If the client receives no acceptable offers, the client
may choose to try another DHCPDISCOVER message.
- what is a “no acceptable offer”?
- which are the “strategies” to select OFFER implemented?
- different algorithms to select an OFFER could fingerprint the implementation
The client collects DHCPOFFER messages over a period of time, selects
one DHCPOFFER message from the (possibly many) incoming DHCPOFFER
messages
The time
over which the client collects messages and the mechanism used to
select one DHCPOFFER are implementation dependent.
- Is it different the retransmission delays waiting for offer or ack/nak?, in all states?
Currently, the first OFFER is chosen
Timers¶
Times T1 and T2 are configurable by the server through options. T1
defaults to (0.5 * duration_of_lease). T2 defaults to (0.875 *
duration_of_lease).

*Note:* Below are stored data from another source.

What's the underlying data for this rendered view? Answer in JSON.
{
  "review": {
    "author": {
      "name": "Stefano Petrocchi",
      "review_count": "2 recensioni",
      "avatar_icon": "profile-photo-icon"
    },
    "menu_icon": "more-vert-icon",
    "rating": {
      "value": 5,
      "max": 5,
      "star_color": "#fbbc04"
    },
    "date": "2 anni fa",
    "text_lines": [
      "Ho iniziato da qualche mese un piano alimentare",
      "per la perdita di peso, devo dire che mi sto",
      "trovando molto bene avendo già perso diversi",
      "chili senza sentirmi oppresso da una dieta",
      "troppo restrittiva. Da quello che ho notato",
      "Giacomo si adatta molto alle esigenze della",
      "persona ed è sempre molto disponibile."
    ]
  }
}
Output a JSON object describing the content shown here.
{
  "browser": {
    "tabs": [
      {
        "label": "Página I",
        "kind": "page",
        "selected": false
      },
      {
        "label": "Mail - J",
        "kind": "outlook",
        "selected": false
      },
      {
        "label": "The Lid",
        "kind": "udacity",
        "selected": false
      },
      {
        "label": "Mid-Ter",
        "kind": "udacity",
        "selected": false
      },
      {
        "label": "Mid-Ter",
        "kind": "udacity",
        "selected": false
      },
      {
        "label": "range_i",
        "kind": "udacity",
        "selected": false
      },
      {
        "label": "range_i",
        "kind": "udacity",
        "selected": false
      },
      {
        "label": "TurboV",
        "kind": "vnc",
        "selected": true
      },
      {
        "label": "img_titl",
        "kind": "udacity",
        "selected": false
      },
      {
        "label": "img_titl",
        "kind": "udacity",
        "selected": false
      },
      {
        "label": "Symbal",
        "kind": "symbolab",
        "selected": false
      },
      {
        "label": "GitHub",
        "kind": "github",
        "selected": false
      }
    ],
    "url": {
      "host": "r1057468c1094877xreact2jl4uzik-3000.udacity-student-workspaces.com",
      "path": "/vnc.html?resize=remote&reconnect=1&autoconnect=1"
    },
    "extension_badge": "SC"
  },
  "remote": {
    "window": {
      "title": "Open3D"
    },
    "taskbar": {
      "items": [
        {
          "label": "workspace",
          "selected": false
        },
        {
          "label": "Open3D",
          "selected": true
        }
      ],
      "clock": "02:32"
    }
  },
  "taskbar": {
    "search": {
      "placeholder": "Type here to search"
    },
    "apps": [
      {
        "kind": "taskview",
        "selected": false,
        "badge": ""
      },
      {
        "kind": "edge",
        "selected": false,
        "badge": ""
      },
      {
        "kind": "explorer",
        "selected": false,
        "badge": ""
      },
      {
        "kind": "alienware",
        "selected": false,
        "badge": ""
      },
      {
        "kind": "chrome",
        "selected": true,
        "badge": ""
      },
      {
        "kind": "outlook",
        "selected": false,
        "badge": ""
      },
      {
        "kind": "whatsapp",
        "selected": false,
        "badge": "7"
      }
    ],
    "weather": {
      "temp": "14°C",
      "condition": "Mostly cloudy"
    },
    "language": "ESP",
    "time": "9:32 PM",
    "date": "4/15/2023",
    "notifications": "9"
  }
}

Times T1 and T2 SHOULD be chosen with some
random "fuzz" around a fixed value, to avoid synchronization of
client reacquisition.
T1 is then calculated as:
renewing_time = lease_time * 0.5 - time_elapsed_after_request
range_fuzz = lease_time * 0.875 - renewing_time
renewing_time += random.uniform(-(range_fuzz), +(range_fuzz))
And T2:
rebinding_time = lease_time * 0.875 - time_elapsed_after_request
range_fuzz = lease_time - rebinding_time
rebinding_time += random.uniform(-(range_fuzz), +(range_fuzz))
The range_fuzz is calculated in the same way that systemd
implementation
does
- what’s the fixed value for the fuzz and how is it calculated?
- The “fuzz” range is not specified, the fuzz chosen could fingerprint the implementation.
Leases¶
There are scenarios in which a client connecting to a network
remembers a previously allocated address, i.e., when it is in the
INIT-REBOOT state. In that state, any client that is concerned with
privacy SHOULD perform a complete four-way handshake, starting with a
DHCPDISCOVER, to obtain a new address lease. If the client can
ascertain that this is exactly the same network to which it was
previously connected, and if the link-layer address did not change,
the client MAY issue a DHCPREQUEST to try to reclaim the current
address.
- is there a way to know if the network the client is connected to is the same to which it was connected previously?
For the sake of simplicity and privacy dhcpcanon
does not currently
implement the INIT-REBOOT state nor reuse previously allocated addresses.
In future stages of dhcpcanon
would be possible to reuse a previously
allocated address.
In order to do not leak identifying information when doing so,
it would be needed:
- to keep a database with previously allocated addresses associated to:
- the link network where the address was obtained (without revealing the MAC being used).
- the MAC address that was used in that network
It is possible also that dhcpcanon
will include a MAC randomization module
in the same distribution package or would require it in order to start.